Choked-Flow Threshold – Critical Pressure Ratio for Ideal Gases (Gamma ≈ 1.4) For an ideal gas with specific heat ratio around gamma = 1.4 (e.g., air), the critical pressure ratio (downstream-to-upstream static pressure at sonic throat) is approximately which of the following values?

Difficulty: Easy

Correct Answer: 0.528

Explanation:


Introduction / Context:
In nozzles and compressible-duct flows, choked flow occurs when the Mach number at the minimum area (throat) reaches 1. The pressure ratio at which this happens is critical for sizing nozzles, valves, and gas-discharging systems. Engineers often memorize an approximate value for air (gamma ≈ 1.4).


Given Data / Assumptions:

  • Ideal-gas behavior with constant specific heats.
  • Isentropic, one-dimensional flow through a smoothly contoured nozzle.
  • Upstream reservoir conditions well defined; throat is the minimum area.


Concept / Approach:

The isentropic relation linking static pressure and Mach number yields the critical pressure ratio at M = 1 as p*/p0 = (2/(gamma + 1))^(gamma/(gamma − 1)). For gamma = 1.4, this evaluates numerically to about 0.528. If the downstream static pressure falls below p* = 0.528 * p0, the mass flow rate remains fixed (choked) and further reductions in back pressure do not increase mass flow.


Step-by-Step Solution:

Write critical ratio: (p*/p0) = (2/(gamma + 1))^(gamma/(gamma − 1)).Substitute gamma = 1.4 → (2/2.4)^(1.4/0.4).Compute exponent: 1.4/0.4 = 3.5; base ≈ 0.83333.Evaluate numerically → ≈ 0.528 (memorized engineering value).

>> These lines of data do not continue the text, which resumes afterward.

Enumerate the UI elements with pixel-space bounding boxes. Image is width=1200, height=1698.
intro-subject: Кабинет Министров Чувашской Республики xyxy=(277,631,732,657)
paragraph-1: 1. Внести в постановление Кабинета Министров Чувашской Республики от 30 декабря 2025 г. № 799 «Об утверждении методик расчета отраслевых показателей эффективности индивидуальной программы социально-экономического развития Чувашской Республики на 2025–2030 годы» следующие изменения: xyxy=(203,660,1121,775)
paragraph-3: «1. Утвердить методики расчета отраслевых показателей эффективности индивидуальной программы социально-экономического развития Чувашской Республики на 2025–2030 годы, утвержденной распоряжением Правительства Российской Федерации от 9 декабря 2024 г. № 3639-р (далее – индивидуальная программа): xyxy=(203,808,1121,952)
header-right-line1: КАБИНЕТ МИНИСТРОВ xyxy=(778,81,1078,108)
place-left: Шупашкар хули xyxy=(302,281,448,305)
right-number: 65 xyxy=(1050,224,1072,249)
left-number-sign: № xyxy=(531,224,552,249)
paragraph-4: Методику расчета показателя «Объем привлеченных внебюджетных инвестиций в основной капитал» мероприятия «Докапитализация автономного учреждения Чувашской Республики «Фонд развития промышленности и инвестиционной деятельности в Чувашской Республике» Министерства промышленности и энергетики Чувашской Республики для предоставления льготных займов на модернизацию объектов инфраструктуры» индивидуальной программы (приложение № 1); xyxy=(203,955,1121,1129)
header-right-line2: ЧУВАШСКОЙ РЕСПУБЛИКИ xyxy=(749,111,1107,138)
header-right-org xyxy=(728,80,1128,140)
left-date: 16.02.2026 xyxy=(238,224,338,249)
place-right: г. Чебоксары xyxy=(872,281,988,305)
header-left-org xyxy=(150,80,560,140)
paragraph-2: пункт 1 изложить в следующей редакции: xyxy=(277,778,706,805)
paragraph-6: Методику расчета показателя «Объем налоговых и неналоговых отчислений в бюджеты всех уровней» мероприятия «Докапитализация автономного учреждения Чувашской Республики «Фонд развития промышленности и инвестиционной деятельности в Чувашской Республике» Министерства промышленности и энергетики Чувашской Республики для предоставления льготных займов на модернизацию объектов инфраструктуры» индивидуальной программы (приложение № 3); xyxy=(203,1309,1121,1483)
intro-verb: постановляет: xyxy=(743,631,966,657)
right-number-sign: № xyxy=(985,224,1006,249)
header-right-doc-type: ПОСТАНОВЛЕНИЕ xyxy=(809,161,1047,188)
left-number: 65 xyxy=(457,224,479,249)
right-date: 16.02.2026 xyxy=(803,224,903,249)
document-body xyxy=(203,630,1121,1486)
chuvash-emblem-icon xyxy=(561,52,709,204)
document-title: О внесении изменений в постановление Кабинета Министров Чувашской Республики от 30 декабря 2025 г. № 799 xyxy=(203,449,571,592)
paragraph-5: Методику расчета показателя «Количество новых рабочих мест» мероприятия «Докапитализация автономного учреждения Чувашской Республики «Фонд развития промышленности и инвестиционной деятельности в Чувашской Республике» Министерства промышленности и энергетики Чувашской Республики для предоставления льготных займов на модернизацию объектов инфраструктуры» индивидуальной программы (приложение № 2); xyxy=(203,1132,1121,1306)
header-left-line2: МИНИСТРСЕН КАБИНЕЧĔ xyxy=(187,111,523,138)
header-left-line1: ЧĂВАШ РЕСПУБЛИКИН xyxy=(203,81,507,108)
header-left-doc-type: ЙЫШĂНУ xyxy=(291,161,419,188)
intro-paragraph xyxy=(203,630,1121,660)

Verification / Alternative check:

Design charts and gas-dynamics tables list 0.528 for air. CFD and experiments corroborate that choking begins near this ratio for gamma ≈ 1.4 in smooth nozzles without significant losses.


Why Other Options Are Wrong:

Values 0.546, 0.577, and 0.582 are off the theoretical value for gamma = 1.4. The slight differences might correspond to different gamma values or non-isentropic effects but are not the standard air value.


Common Pitfalls:

Confusing p*/p0 with p0/p* (the inverse); forgetting that gamma changes with temperature, slightly shifting the ratio. Also, mixing total (stagnation) vs. static pressures.